Everything Gmail and perhaps everything Google, as we have just learned, is now on file with the NSA. One AP news article noted that altogether 4.9 million government workers, including more than 1 million contractors, have access to the data the NSA is storing. It's impossible to protect the IEEE emails under these circumstances.
With potentially 4.9 million pairs of eye able to look at this data, no one can say for certain or calculate the odds that some of it has already been compromised and perhaps sold for personal gain.
According to their website:
IEEE.org serves technical professionals and students who are looking to both foster working relationships and gain access to the latest technical research…Imagine that Company A is conducting research at an undisclosed laboratory, and an engineer communicates via this Gmail-based system with Company B, also part of the project, that a certain patent for (say) a drone guidance system has been approved. Soon, on a computer monitor in a darkened, air-conditioned room someplace in Honolulu, the message is flagged because it contains the word “drone.” At that point, one is relying entirely on the honesty of that person (and who knows how many others) not to jump on and profit from the information revealed. Since location data may be included, the secret laboratory is secret no longer.

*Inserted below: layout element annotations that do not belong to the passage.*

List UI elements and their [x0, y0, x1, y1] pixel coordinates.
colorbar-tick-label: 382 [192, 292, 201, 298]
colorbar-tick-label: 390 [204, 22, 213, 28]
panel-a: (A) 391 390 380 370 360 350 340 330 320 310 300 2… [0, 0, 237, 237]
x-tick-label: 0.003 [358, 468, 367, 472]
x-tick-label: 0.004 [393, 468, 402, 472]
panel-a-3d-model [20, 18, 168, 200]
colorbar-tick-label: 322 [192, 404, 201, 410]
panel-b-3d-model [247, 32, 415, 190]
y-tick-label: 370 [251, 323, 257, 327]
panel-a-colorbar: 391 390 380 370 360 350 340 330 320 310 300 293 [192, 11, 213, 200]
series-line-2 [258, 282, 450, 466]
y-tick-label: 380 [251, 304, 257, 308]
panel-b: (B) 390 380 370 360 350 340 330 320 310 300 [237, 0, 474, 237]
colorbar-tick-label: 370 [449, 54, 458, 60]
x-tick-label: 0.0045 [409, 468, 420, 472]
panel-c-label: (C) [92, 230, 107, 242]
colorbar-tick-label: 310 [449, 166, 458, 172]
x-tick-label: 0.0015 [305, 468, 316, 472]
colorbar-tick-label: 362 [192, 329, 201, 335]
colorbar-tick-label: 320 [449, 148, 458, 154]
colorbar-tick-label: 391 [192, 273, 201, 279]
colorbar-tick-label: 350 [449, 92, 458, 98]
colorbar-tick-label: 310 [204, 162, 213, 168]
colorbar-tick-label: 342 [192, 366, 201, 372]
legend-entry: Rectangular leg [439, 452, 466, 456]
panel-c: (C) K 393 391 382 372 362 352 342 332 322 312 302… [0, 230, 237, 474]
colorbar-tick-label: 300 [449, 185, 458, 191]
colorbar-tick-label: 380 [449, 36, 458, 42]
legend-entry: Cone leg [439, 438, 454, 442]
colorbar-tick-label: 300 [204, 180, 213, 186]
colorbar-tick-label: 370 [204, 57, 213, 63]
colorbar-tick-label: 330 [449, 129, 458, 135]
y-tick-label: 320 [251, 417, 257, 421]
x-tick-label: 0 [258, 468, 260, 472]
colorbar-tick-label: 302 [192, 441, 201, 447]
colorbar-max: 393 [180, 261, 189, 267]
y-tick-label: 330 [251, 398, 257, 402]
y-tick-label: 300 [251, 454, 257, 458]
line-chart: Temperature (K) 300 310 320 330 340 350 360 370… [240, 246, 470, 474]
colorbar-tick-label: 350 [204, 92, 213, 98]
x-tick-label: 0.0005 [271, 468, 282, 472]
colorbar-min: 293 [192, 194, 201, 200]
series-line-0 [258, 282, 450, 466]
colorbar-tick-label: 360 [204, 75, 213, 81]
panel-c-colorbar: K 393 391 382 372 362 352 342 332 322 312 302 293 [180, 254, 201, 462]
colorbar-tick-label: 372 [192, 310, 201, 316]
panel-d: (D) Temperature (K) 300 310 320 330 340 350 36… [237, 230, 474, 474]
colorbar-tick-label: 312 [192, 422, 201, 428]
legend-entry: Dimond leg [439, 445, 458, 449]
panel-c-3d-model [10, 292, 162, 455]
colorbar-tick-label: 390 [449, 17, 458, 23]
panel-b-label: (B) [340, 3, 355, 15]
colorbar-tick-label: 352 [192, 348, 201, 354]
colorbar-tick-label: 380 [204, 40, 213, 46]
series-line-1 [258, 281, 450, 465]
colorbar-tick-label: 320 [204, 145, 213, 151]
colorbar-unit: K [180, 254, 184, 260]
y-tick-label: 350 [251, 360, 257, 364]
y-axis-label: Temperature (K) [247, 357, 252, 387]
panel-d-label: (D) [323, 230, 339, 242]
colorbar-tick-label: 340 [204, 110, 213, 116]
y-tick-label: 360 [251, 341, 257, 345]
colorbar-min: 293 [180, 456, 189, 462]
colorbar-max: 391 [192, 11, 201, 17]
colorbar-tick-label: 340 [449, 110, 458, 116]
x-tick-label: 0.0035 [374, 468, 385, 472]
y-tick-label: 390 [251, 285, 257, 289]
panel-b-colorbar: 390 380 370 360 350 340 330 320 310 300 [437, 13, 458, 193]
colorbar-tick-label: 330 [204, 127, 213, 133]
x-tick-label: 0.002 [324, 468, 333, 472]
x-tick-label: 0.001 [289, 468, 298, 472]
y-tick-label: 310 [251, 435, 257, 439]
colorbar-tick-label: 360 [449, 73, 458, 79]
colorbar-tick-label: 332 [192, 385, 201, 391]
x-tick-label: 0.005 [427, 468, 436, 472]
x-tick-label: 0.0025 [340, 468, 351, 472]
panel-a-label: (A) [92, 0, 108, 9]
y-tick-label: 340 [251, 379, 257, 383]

At the time the change to Gmail was announced, I had reservations about giving up the security of the prior system, and determined never to send anything critical via the IEEE mail system. But the new revelations mean that technical data on which corporate profits or national security depend may in fact be compromised simply because it is, practically speaking, impossible to police 4.9 million workers each of whom could be a potential leaker.
All professionals should be concerned.